Victoria Claflin, later Victoria Woodhull who with no formal education, except for a few years, grew up in poverty and where Victoria and her siblings had to earn money for the family. Born of a father who was a con artist and a mother who was off in la-la land most of the time, Victoria and one of her siblings had to put up with their father's tyrannical behavior. Her father also sexually and physically abuses Victoria and her sister Tennessee and forces Victoria to perform as a clairvoyant. At the age of 15 Victoria marries a man who is a doctor, but it is soon revealed that he is a hopeless alcoholic, unfaithful to his marriage vows and unreliable as a husband to Victoria. She gave birth to a son who was mentally challenged, probably due to her husband's alcoholism. She also had a daughter.
Victoria became a woman's advocate and a proponent of free love which made her an outcast in Victorian times. One tough lady, though, she persevered and became a newspaper publisher, dabbled as a philanthropist, a lady stockbroker with her sister Tennessee, public speaking, all before women had the right to vote. She lobbied so that woman could vote. She had very influential friends such as Commodore Vanderbilt and also made many enemies including other women. She was often at loggerheads with Susan B. Anthony. She presented her views in front of a congressional committee stating that women already had the right to vote from within the 14th and 15th amendments
During this time she met and fell in love with James Blood, a Civil War Commander of the 6th Missouri Volunteer Infantry in the Union Army and Victoria's second husband. This marriage was a match made in heaven for them both but things don't always go as planned.
Most significant was her run for the first woman president. As we know, she didn't win but she paved the way for a lot of women's rights that we enjoy today. On the eve of President Grants election, Woodhull published an article in her newspaper aimed at exposing popular preacher Henry Ward Beecher as an adulterous hypocrite. In retaliation, she was sent to jail where she was charged along with Tennessee for sending obscene literature through the mail. Her and sister were eventually exonerated. Because of the backlash from the charges she was called Mrs. Satan and forced from her home. At the end of the story, she leaves the US and moves to England.

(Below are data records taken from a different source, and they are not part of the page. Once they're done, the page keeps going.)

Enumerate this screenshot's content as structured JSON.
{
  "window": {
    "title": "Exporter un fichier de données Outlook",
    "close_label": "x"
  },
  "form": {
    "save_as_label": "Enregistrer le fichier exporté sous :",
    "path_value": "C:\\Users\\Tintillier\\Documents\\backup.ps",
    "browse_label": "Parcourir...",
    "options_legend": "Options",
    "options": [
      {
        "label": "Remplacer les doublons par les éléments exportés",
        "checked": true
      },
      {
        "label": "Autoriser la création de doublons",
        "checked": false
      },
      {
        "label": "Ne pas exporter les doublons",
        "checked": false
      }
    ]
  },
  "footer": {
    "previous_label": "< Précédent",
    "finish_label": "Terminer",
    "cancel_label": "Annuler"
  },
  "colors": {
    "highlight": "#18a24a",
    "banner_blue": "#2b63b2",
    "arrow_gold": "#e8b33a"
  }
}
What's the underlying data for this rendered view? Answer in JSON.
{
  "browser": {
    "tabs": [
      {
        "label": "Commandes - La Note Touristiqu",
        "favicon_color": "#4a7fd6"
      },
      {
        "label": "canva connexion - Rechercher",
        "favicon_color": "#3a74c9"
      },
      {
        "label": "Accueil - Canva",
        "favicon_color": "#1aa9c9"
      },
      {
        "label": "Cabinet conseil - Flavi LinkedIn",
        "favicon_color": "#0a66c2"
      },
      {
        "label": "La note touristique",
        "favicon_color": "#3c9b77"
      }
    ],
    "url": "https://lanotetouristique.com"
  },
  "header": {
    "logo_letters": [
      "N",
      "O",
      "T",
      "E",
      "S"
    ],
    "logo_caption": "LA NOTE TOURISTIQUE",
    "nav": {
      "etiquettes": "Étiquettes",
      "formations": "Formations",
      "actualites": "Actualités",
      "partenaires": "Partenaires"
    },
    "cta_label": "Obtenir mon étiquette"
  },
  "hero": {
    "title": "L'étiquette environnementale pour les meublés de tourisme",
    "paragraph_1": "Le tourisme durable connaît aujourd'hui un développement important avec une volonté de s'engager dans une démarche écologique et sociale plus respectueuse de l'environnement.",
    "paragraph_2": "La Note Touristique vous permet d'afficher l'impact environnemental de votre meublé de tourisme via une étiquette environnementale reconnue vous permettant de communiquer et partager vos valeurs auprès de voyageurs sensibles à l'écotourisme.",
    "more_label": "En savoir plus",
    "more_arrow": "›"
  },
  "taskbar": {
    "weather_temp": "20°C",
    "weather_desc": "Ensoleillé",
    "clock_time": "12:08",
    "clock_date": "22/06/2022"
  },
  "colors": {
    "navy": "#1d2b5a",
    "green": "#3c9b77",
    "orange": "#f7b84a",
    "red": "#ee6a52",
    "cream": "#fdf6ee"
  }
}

The Renegade Queen is a fascinating look at the life of one of the most influential woman along with Susan B. Anthony, Elizabeth Cady Stanton and other brave women who put up with being ostracized in a man's world. Without these women, we would not be enjoying the equal rights we have now. Every woman should read this story. Not only is this a fictionalized story of a great influential woman but it is also a love story between Victoria and James. A love story that is a bit heart wrenching. I look forward to reading the next installment of this debut historical novel by Eva Flynn.